Rank-and-file teachers step up for Palestine and Lebanon

Teachers and School Staff for Palestine (TSS4P) from over 40 NSW schools, double the number involved in previous actions, held a successful week of action in solidarity with Palestine and Lebanon in late October.

Teachers wore keffiyeh (the Palestinian scarf), Palestinian badges and earrings into schools, held “Watermelon Wednesdays” and took group photos with signs demanding to end the genocide in Gaza, stop the bombing and sanction Israel.

Teachers and staff defied media attacks, and stood up to the emailed threat to all staff from the Education Department about possible breaches of the Code of Conduct.
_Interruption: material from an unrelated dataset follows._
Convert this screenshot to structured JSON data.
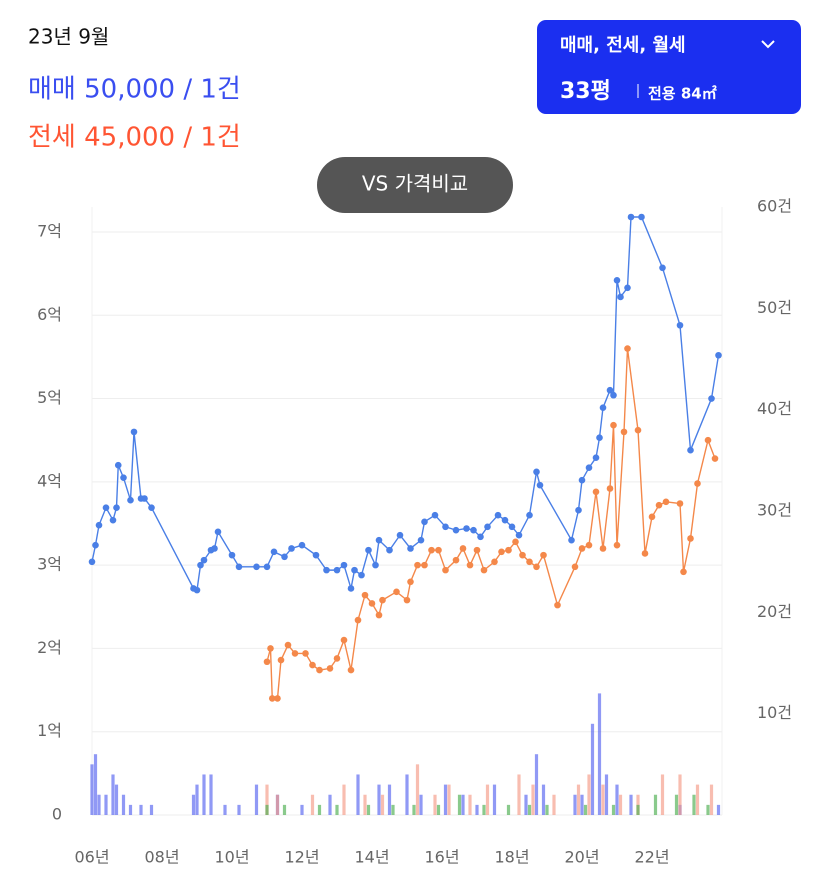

After a year of genocide and Israel’s attack on Lebanon more schools responded to building work from TSS4P and were willing to take action. It also showed the anger in schools that is still to be tapped and mobilised.

The week of action went ahead without backing from the Teachers Federation. Official union support could have seen the Palestine solidarity action potentially spread to hundreds of schools. Such widespread action could have put real pressure on state and federal governments to end the repression in schools and stop arming, and politically defending, Israel.

However the spark lit by Teachers and School Staff for Palestine is making its way into local union structures. The Inner City Teachers Association is hosting an advertised Palestinian speaker at their next meeting on 26 November. Canterbury Bankstown Teachers Association is organising with the Palestinian Australians Welfare Association to call a fundraising dinner and film showing for Palestinian refugees at 6pm Wednesday 4 December, and a Fund schools not Genocide rally on Tuesday 10 December (Human Rights Day) outside Federal Education Minister Jason Clare’s office in Bankstown.

Nor is the rank-and-file union movement for Palestine abating in Victoria. More than 200 public sector workers rallied at state Parliament on 30 October to demand their employer, the Victorian government, break all ties with Israel.

Five AEU (Australian Education Union) regions endorsed the rally, as well as the Health and Community Services Union.